Thursday, 23 April 2015

Sryup 101

                It seemed that just as soon as the syrup season started, it was over. March and April are the months the time that sap flows from the maple trees, and this year it went from March 15th t
o April 17th for us. Sap needs these specific conditions that the spring offers us in order to flow out of the trees. The day temperatures need to be above freezing temperature and the night temperatures need to be below freezing temperatures to give a nice fluctuation in temperature. The cooler periods provide “suction” or “negative pressure” which draws the water into the roots while the warmers periods provide “positive pressure” which causes the sap to flow out of the tree through a wound or a tap hole.
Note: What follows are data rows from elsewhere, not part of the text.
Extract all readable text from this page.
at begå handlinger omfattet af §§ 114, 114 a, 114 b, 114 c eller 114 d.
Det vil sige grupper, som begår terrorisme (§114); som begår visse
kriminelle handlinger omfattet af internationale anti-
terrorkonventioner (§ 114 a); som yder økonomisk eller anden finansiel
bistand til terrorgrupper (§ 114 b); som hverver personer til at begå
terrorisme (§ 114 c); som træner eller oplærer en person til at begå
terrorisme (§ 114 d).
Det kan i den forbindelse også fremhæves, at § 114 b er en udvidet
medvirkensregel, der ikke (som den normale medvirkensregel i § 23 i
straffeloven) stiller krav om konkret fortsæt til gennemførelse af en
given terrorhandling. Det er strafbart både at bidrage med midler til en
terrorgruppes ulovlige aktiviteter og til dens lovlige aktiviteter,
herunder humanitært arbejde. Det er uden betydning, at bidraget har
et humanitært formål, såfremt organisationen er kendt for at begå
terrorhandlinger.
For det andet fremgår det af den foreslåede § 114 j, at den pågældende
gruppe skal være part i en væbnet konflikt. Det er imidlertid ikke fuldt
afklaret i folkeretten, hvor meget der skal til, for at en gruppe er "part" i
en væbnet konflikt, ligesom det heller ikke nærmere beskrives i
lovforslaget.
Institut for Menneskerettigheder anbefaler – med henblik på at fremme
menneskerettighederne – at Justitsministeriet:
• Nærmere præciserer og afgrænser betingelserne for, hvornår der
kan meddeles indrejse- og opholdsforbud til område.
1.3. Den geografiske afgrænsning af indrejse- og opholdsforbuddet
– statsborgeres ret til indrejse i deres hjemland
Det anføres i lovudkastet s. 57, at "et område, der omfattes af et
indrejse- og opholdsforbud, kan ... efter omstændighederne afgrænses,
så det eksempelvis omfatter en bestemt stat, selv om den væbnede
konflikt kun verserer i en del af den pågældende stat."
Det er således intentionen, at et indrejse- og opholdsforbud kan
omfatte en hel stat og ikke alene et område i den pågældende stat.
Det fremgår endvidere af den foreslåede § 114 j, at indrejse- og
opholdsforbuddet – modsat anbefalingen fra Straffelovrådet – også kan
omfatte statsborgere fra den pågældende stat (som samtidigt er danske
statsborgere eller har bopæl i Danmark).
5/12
                The syrup happened to be flowing right when things got busy for me at University with exams. I was able to help my dad tap the trees and get them set up, but the rest was all up to my family. My dad and brother collected the sap every day and my mom did all of the boiling.
                Ken Fosty, the professional arborist that gave the presentation that got me into syrup production, suggested that I start out with 20 taps. This means that I should start with 40 because… why not. It’s a good thing I did because only 20 of them produced. The ones that did not produce were perhaps too small (a tree needs to be at least 8 inches diameter and some were border-line too small) or were not in a sunny or open enough area to catch enough sunlight and warmth. Next year I will be more efficient at picking trees. 

                How do you tell if it’s a maple tree without any leaves? The branches are a give-away. As you can see from the picture, the braches or buds sprout from the same node and opposite from each other. Other trees have alternating branches going back and forth. There is also a picture of the maple flowers that I took on April 23rd below. Maple trees also tend to have new branches that are red in color. 

                It is suggested that boiling of the sap be undertaken outside because boiling inside could make for a very humid house (mind you one that smells like syrup). We tried various methods outside but the wind got the best of us and all boiling was moved to the kitchen stove. With the overhead oven fan on full blast, it was perfect.  It takes a lot of sap boiling to make a decent product with 40 liters of water to boil off to make 1 liter of syrup. Next winter I would like to make some sort of outdoor boiler system for kicks. Overall my parents didn't mind the whole process and said that they would do it again next year. Which is good for me because this stuff is delicious.